Mario Santamaría’s solo show “Gárgola” opens at Centre d’Art la Panera, Lleida (ES), wedging two metaverses into one exhibition space. An architectural structure marks the exact plot of land the Spanish artist purchased in Next Earth, a virtual 1:1 reproduction of the planet, while suspended screens render a 13,5 billion light-years drop (the fall, 2022) into the Voxels Ethereum virtual world. A winding liquid cooling system further reminds viewers of computing’s (very real) materiality.
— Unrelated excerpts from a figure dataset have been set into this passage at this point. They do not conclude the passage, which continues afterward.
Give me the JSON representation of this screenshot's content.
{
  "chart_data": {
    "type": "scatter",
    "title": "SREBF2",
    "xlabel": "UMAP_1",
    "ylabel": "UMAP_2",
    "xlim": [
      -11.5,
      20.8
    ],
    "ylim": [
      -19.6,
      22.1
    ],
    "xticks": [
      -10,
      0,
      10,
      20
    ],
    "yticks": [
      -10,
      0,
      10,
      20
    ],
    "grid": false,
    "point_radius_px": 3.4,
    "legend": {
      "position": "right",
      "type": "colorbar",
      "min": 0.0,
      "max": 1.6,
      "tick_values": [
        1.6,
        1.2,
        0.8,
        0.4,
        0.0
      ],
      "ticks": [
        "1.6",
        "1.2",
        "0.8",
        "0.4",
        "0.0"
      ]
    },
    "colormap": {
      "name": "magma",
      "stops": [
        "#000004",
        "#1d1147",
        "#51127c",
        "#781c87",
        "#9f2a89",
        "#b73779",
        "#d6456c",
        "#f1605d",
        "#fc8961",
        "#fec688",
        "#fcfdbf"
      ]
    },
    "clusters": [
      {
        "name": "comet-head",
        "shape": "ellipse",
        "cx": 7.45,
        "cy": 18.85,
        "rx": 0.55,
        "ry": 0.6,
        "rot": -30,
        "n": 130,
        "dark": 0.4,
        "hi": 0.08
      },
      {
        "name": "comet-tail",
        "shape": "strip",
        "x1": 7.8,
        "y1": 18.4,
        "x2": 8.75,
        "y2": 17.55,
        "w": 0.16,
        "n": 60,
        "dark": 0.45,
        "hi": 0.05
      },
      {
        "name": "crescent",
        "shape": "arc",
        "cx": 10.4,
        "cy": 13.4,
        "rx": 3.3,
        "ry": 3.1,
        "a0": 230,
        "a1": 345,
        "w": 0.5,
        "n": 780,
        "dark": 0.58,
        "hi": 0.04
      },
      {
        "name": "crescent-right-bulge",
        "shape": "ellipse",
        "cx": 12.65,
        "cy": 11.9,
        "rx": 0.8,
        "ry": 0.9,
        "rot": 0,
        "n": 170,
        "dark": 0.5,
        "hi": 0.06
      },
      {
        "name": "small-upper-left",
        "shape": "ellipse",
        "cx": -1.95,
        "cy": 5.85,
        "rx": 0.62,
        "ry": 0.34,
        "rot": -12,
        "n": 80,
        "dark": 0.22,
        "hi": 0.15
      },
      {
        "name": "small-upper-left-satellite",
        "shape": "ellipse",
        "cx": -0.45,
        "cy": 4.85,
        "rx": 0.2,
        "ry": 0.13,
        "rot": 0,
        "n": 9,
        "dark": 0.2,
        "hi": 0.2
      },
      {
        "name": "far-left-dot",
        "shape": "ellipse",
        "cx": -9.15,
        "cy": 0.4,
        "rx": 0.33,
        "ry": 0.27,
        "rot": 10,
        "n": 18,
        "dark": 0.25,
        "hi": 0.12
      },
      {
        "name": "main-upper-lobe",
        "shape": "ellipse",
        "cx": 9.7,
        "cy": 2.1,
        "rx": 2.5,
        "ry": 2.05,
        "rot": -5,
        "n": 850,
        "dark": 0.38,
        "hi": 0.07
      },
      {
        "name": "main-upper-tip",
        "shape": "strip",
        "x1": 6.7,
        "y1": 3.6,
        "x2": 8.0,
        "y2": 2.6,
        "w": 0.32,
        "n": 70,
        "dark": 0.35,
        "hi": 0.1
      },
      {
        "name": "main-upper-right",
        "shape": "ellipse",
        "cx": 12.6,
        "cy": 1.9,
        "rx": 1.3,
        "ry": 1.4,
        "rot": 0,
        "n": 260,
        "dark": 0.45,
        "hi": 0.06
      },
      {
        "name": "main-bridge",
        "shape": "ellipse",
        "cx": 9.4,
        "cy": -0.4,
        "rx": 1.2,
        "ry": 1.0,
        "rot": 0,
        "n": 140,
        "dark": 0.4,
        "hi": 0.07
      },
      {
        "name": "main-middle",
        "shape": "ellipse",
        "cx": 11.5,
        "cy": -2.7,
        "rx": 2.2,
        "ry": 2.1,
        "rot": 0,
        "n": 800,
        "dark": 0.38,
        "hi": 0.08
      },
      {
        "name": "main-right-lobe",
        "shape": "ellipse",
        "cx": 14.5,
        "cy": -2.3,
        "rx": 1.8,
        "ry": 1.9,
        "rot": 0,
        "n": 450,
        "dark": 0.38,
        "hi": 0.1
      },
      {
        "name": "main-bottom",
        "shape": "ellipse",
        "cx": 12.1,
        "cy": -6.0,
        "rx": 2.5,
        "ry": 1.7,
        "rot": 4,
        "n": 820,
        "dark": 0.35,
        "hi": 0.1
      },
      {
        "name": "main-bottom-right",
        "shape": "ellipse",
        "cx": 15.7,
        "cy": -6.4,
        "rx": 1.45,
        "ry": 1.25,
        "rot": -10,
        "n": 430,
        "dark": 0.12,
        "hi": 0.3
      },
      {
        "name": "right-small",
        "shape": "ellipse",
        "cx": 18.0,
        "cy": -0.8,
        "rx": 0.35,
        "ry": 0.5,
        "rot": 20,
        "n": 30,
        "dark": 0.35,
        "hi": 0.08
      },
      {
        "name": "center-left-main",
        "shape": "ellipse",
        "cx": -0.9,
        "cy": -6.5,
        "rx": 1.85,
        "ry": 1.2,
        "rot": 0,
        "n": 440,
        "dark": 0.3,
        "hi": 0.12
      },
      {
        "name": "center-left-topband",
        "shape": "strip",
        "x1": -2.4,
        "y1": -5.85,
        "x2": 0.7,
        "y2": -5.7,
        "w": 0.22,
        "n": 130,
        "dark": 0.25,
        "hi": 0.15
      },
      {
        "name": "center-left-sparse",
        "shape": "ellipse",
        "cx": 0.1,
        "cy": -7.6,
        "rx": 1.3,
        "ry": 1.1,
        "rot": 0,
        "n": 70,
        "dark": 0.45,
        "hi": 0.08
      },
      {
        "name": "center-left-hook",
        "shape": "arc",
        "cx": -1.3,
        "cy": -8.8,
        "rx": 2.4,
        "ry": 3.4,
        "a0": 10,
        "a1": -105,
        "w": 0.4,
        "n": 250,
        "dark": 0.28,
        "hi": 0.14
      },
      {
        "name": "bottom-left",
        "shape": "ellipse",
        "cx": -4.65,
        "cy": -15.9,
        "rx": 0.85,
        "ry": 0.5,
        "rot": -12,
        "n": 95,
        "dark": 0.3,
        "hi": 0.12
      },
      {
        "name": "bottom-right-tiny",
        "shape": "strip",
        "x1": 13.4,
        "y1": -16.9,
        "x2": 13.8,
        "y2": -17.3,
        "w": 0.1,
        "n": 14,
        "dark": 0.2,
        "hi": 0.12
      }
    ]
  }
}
“Three Parallels,” an exhibition centred on a new site-specific installation by Light and Space movement artist Phillip K. Smith III opens at the Scottsdale Museum of Contemporary Art (SMoCA). In it, Smith’s calibrated use of mirrors, translucent panes, and lighting yields a richly hued environment that responds to atmospheric conditions and suggests “a future … [where we enjoy] a more symbiotic relationship with the digital realm,” writes curator Jennifer McCabe.